I have not added constants, but I'm sure you can figure out where to change the script. I've removed the part where it redirects to different pages depending on what was (or was not) entered by the user (e.g., missing full name, e-mail address, message, and such). If you want a full version of the script, let me know and I'll fix the code to be more new-developer-friendly.
Note the Swift Mailer dependency.
Yes, I invented and developed a method many years ago called nocaptcha.
I tested employed it in my sites for a year then noticed google also using it.
I released it for Joomla (see
http://shop.ekerner.com/index.php/shop/joomla-nocaptcha-detail )
and since it has been copied by many platforms (see https://www.google.com.au/search?q=nocaptcha ).
I believe the git hosted version via the above link can be deployed to any site, and if you cant find a version for your site then perhaps ask my dev team for a custom solution (see: http://www.ekerner.com/ ).
Math questions are interesting alternative.

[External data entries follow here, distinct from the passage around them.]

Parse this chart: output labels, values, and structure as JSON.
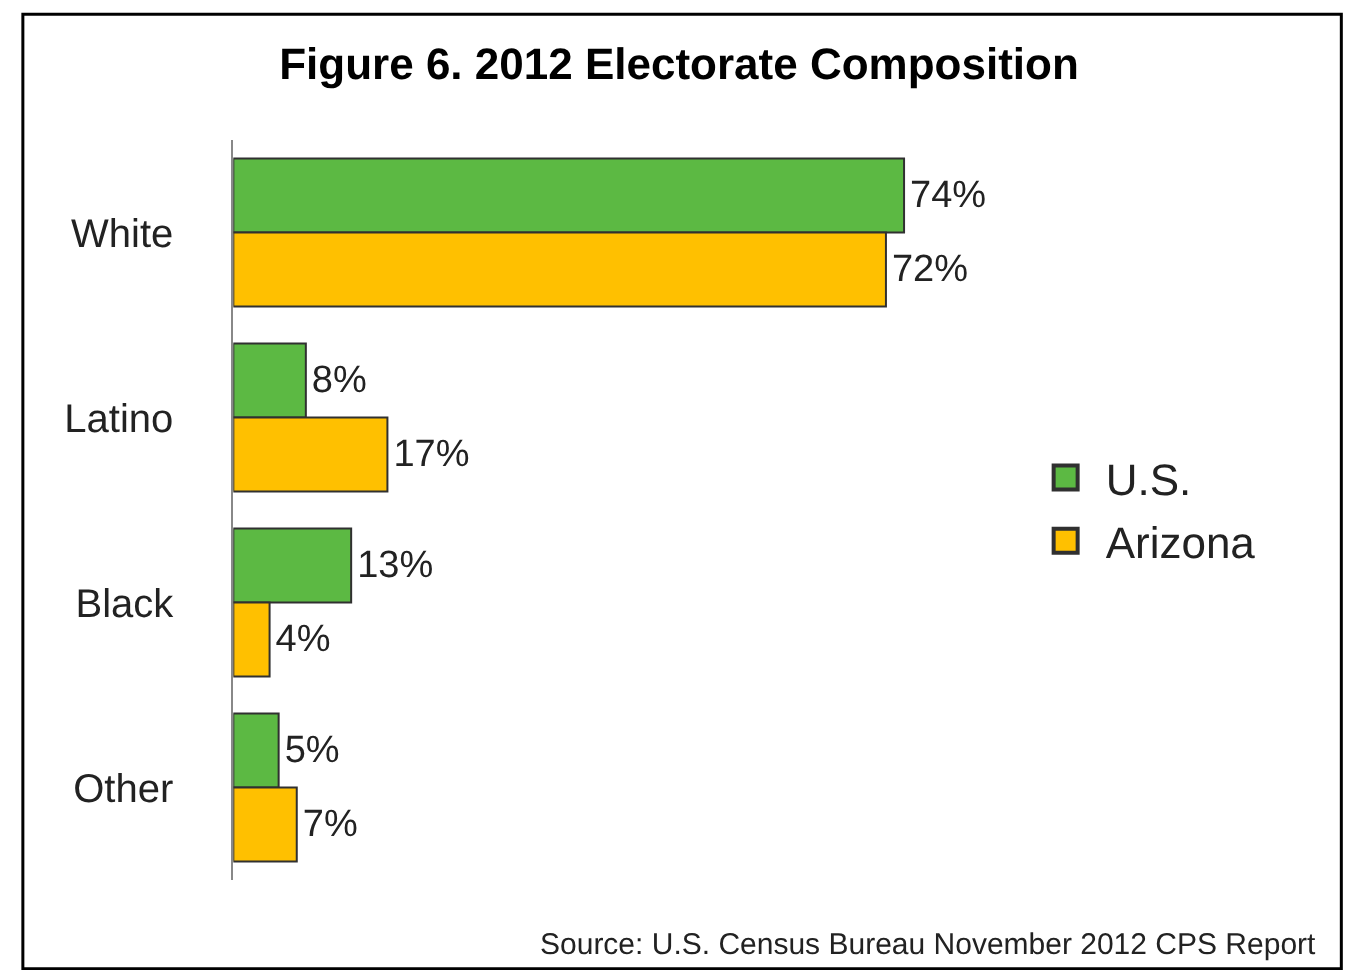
{
  "chart_data": {
    "type": "bar",
    "orientation": "horizontal",
    "title": "Figure 6. 2012 Electorate Composition",
    "categories": [
      "White",
      "Latino",
      "Black",
      "Other"
    ],
    "series": [
      {
        "name": "U.S.",
        "color": "#5cb943",
        "values": [
          74,
          8,
          13,
          5
        ],
        "value_labels": [
          "74%",
          "8%",
          "13%",
          "5%"
        ]
      },
      {
        "name": "Arizona",
        "color": "#ffc000",
        "values": [
          72,
          17,
          4,
          7
        ],
        "value_labels": [
          "72%",
          "17%",
          "4%",
          "7%"
        ]
      }
    ],
    "legend": "right",
    "tick_labels": "y",
    "annotations": [
      "Source: U.S. Census Bureau November 2012 CPS Report"
    ]
  }
}
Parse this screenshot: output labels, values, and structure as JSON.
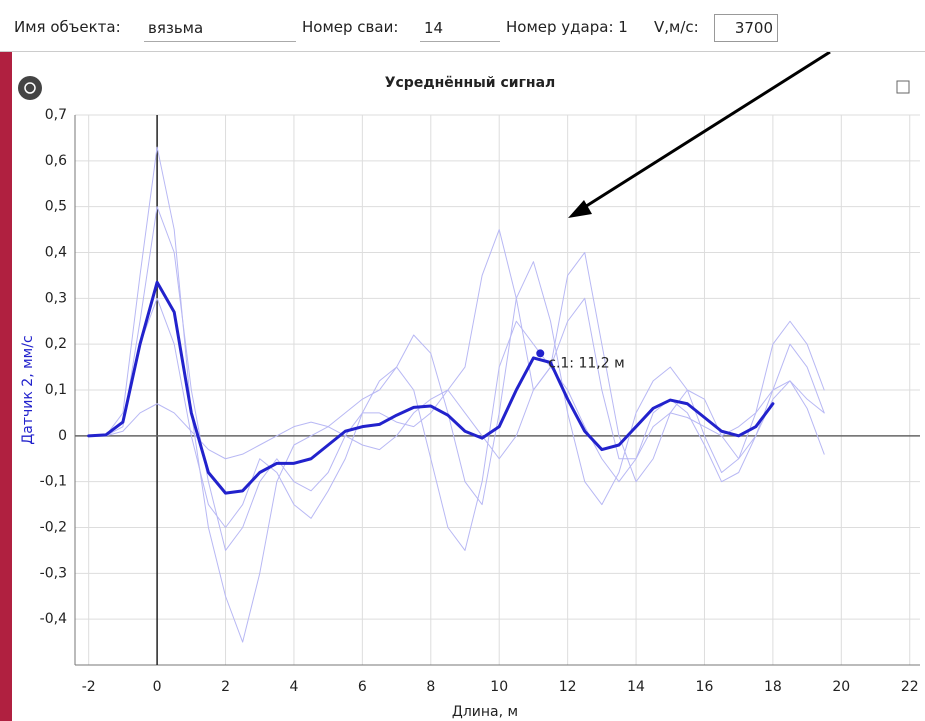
{
  "form": {
    "object_label": "Имя объекта:",
    "object_value": "вязьма",
    "pile_label": "Номер сваи:",
    "pile_value": "14",
    "strike_label": "Номер удара: 1",
    "speed_label": "V,м/с:",
    "speed_value": "3700"
  },
  "chart_data": {
    "type": "line",
    "title": "Усреднённый сигнал",
    "xlabel": "Длина, м",
    "ylabel": "Датчик 2, мм/с",
    "x": [
      -2,
      -1.5,
      -1,
      -0.5,
      0,
      0.5,
      1,
      1.5,
      2,
      2.5,
      3,
      3.5,
      4,
      4.5,
      5,
      5.5,
      6,
      6.5,
      7,
      7.5,
      8,
      8.5,
      9,
      9.5,
      10,
      10.5,
      11,
      11.5,
      12,
      12.5,
      13,
      13.5,
      14,
      14.5,
      15,
      15.5,
      16,
      16.5,
      17,
      17.5,
      18,
      18.5,
      19,
      19.5
    ],
    "series": [
      {
        "color": "#b8b8f4",
        "width": 1,
        "values": [
          0,
          0,
          0.05,
          0.35,
          0.63,
          0.45,
          0.05,
          -0.2,
          -0.35,
          -0.45,
          -0.3,
          -0.1,
          -0.02,
          0,
          0.02,
          0.05,
          0.08,
          0.1,
          0.15,
          0.22,
          0.18,
          0.05,
          -0.1,
          -0.15,
          0.05,
          0.3,
          0.38,
          0.25,
          0.05,
          -0.1,
          -0.15,
          -0.08,
          0.05,
          0.12,
          0.15,
          0.1,
          0,
          -0.08,
          -0.05,
          0.05,
          0.2,
          0.25,
          0.2,
          0.1
        ]
      },
      {
        "color": "#b8b8f4",
        "width": 1,
        "values": [
          0,
          0,
          0.02,
          0.25,
          0.5,
          0.4,
          0.1,
          -0.1,
          -0.25,
          -0.2,
          -0.1,
          -0.05,
          -0.1,
          -0.12,
          -0.08,
          0,
          0.05,
          0.05,
          0.03,
          0.02,
          0.05,
          0.1,
          0.15,
          0.35,
          0.45,
          0.3,
          0.1,
          0.15,
          0.35,
          0.4,
          0.2,
          0,
          -0.1,
          -0.05,
          0.05,
          0.1,
          0.08,
          0,
          -0.05,
          0,
          0.1,
          0.2,
          0.15,
          0.05
        ]
      },
      {
        "color": "#b8b8f4",
        "width": 1,
        "values": [
          0,
          0,
          0.01,
          0.05,
          0.07,
          0.05,
          0.01,
          -0.03,
          -0.05,
          -0.04,
          -0.02,
          0,
          0.02,
          0.03,
          0.02,
          0,
          -0.02,
          -0.03,
          0,
          0.05,
          0.08,
          0.1,
          0.05,
          0,
          -0.05,
          0,
          0.1,
          0.15,
          0.1,
          0.02,
          -0.05,
          -0.1,
          -0.05,
          0.02,
          0.05,
          0.04,
          0.02,
          0,
          0.02,
          0.05,
          0.1,
          0.12,
          0.08,
          0.05
        ]
      },
      {
        "color": "#b8b8f4",
        "width": 1,
        "values": [
          0,
          0,
          0.03,
          0.2,
          0.3,
          0.2,
          0,
          -0.15,
          -0.2,
          -0.15,
          -0.05,
          -0.08,
          -0.15,
          -0.18,
          -0.12,
          -0.05,
          0.05,
          0.12,
          0.15,
          0.1,
          -0.05,
          -0.2,
          -0.25,
          -0.1,
          0.15,
          0.25,
          0.2,
          0.15,
          0.25,
          0.3,
          0.1,
          -0.05,
          -0.05,
          0.05,
          0.08,
          0.05,
          -0.02,
          -0.1,
          -0.08,
          0,
          0.08,
          0.12,
          0.06,
          -0.04
        ]
      },
      {
        "color": "#2222cc",
        "width": 3,
        "values": [
          0,
          0.002,
          0.03,
          0.2,
          0.335,
          0.27,
          0.05,
          -0.08,
          -0.125,
          -0.12,
          -0.08,
          -0.06,
          -0.06,
          -0.05,
          -0.02,
          0.01,
          0.02,
          0.025,
          0.045,
          0.062,
          0.065,
          0.045,
          0.01,
          -0.005,
          0.02,
          0.1,
          0.17,
          0.16,
          0.08,
          0.01,
          -0.03,
          -0.02,
          0.02,
          0.06,
          0.078,
          0.07,
          0.04,
          0.01,
          0,
          0.02,
          0.07,
          null,
          null,
          null
        ]
      }
    ],
    "annotation": {
      "text": "с.1: 11,2 м",
      "x": 11.2,
      "y": 0.18
    },
    "xlim": [
      -2.4,
      22.3
    ],
    "xticks": [
      -2,
      0,
      2,
      4,
      6,
      8,
      10,
      12,
      14,
      16,
      18,
      20,
      22
    ],
    "ylim": [
      -0.5,
      0.7
    ],
    "yticks": [
      {
        "value": -0.4,
        "label": "-0,4"
      },
      {
        "value": -0.3,
        "label": "-0,3"
      },
      {
        "value": -0.2,
        "label": "-0,2"
      },
      {
        "value": -0.1,
        "label": "-0,1"
      },
      0,
      {
        "value": 0.1,
        "label": "0,1"
      },
      {
        "value": 0.2,
        "label": "0,2"
      },
      {
        "value": 0.3,
        "label": "0,3"
      },
      {
        "value": 0.4,
        "label": "0,4"
      },
      {
        "value": 0.5,
        "label": "0,5"
      },
      {
        "value": 0.6,
        "label": "0,6"
      },
      {
        "value": 0.7,
        "label": "0,7"
      }
    ],
    "grid": true
  }
}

You can even write your own simple math checker by using random numbers.
Here are couple of plugins:
http://www.codegravity.com/projects/mathguard
http://sw-guide.de/wordpress/plugins/math-comment-spam-protection/
Depends on the type of form spam, general bots made for spamming any form it finds can easily be foiled by a lot less obstructive measures (like "what is the name of this site?"), but if someone has made a bot targeting your site specifically you will need captchas or something equally annoying.
If cutting down spam is the immediate need, putting the form in an iframe has been effective for me.
<iframe src="contactform.php" scrolling="no" height="*" width="*"></iframe>
Set the frame's height and width a little bigger than your form's width and height. Use CSS to make the frame border 0 so users won't notice they're looking at the form within frame.